Snow in space? Craters made of ice on Saturn’s moon Enceladus


Washington: The search for water in space is a top priority for scientists. After Earth, Mars is the only planet where scientists expect water in the form of ice. But now scientists have discovered a network of craters made of ice on Saturn’s moon Enceladus. A study has shown that Enceladus, the sixth largest moon of the ringed giant planet Saturn, has ice layers up to 700 meters deep in some places. Enceladus is the coldest and most icy of Saturn’s moons. But beneath its surface is a warm, salty ocean. In such a scenario, scientists also expect life to exist here.

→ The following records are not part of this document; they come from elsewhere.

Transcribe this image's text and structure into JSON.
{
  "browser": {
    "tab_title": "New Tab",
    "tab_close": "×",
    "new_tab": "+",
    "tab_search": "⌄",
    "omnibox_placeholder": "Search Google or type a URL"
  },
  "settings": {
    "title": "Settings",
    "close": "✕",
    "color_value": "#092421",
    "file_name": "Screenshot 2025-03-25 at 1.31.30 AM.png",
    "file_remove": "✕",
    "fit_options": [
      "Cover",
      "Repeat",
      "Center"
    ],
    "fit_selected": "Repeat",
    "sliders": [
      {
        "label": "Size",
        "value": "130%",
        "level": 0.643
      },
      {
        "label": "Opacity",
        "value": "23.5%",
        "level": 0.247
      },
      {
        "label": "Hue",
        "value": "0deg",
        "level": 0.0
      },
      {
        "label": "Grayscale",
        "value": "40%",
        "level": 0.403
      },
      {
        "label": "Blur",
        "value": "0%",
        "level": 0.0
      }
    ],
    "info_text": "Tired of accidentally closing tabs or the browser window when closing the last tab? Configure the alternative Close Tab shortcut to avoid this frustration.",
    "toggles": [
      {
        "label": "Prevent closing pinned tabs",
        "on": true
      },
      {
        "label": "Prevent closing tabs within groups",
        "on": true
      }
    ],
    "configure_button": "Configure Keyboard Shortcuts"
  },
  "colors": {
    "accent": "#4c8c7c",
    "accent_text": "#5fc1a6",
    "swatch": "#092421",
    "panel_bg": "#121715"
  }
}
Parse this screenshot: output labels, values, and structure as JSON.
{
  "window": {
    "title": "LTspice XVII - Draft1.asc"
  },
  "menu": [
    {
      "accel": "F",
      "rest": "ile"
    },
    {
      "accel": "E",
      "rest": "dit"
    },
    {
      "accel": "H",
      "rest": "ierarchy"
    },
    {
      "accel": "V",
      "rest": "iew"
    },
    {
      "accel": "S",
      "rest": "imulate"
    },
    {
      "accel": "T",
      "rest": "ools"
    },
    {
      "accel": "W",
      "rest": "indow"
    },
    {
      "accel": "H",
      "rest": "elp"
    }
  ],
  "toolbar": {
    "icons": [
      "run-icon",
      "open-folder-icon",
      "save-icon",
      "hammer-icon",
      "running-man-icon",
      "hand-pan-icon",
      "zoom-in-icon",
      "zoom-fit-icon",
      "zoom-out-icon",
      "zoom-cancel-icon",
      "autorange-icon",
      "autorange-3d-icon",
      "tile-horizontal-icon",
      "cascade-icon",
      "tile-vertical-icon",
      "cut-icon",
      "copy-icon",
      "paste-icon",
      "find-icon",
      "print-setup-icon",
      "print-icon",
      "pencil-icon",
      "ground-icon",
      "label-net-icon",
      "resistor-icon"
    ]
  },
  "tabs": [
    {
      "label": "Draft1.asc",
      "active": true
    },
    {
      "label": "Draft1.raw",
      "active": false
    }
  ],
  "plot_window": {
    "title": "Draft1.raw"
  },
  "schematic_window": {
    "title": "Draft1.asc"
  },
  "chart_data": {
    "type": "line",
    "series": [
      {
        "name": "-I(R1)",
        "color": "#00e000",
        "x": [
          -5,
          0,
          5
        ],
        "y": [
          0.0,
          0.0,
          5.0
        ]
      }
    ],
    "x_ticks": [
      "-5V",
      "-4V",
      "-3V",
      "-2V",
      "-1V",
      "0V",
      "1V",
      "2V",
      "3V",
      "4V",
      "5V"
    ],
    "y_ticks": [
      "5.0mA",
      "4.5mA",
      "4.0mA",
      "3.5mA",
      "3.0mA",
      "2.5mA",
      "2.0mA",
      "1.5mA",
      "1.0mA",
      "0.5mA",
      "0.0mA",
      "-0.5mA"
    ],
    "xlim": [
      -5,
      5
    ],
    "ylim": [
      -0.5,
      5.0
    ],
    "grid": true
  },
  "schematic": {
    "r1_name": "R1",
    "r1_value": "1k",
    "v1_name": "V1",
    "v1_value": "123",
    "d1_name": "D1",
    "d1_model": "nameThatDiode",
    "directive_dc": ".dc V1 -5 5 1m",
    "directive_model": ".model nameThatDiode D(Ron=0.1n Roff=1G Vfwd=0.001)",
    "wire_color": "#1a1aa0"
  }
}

These pits are formed by water seeping out from beneath the surface.
Research physicist Emily Martin claims that Enceladus’ south pole has ice at varying depths. He said the ice vapor may have originated from cracks in the surface of its south pole. On the thick icy surface of Enceladus, liquid fountains continuously erupt from the ocean of salt water, which turns into ice. This ice forms a network of craters on the surface of Enceladus. Scientists claim that water emanating from Enceladus’ hidden ocean is also reaching some of its neighboring moons.

Conducting surface studies for mission to Enceladus
Emily Martin, who works at the Center for Earth and Planetary Studies at the National Air and Space Museum in Washington, DC, is researching the thickness and density of Enceladus’ ice with her colleagues. He said his research is very important for future missions to the lunar surface. Martin explained that if you’re going to land a robot there, you need to understand what surface you’re going to land on.

Enceladus 2

Ice found on the surface of Saturn’s moons
According to their study, published in the scientific journal Icarus, the team used Icelandic soil to understand the solidity of Enceladus. Iceland has similar features to Enceladus. The surface of Enceladus has streaks and spots caused by the accumulation of ice. Later this ice melts, but the crater remains the same. Scientists were able to see this beautiful scene when NASA’s Cassini spacecraft, which orbited Saturn from 2004 to 2017, sent images of Enceladus.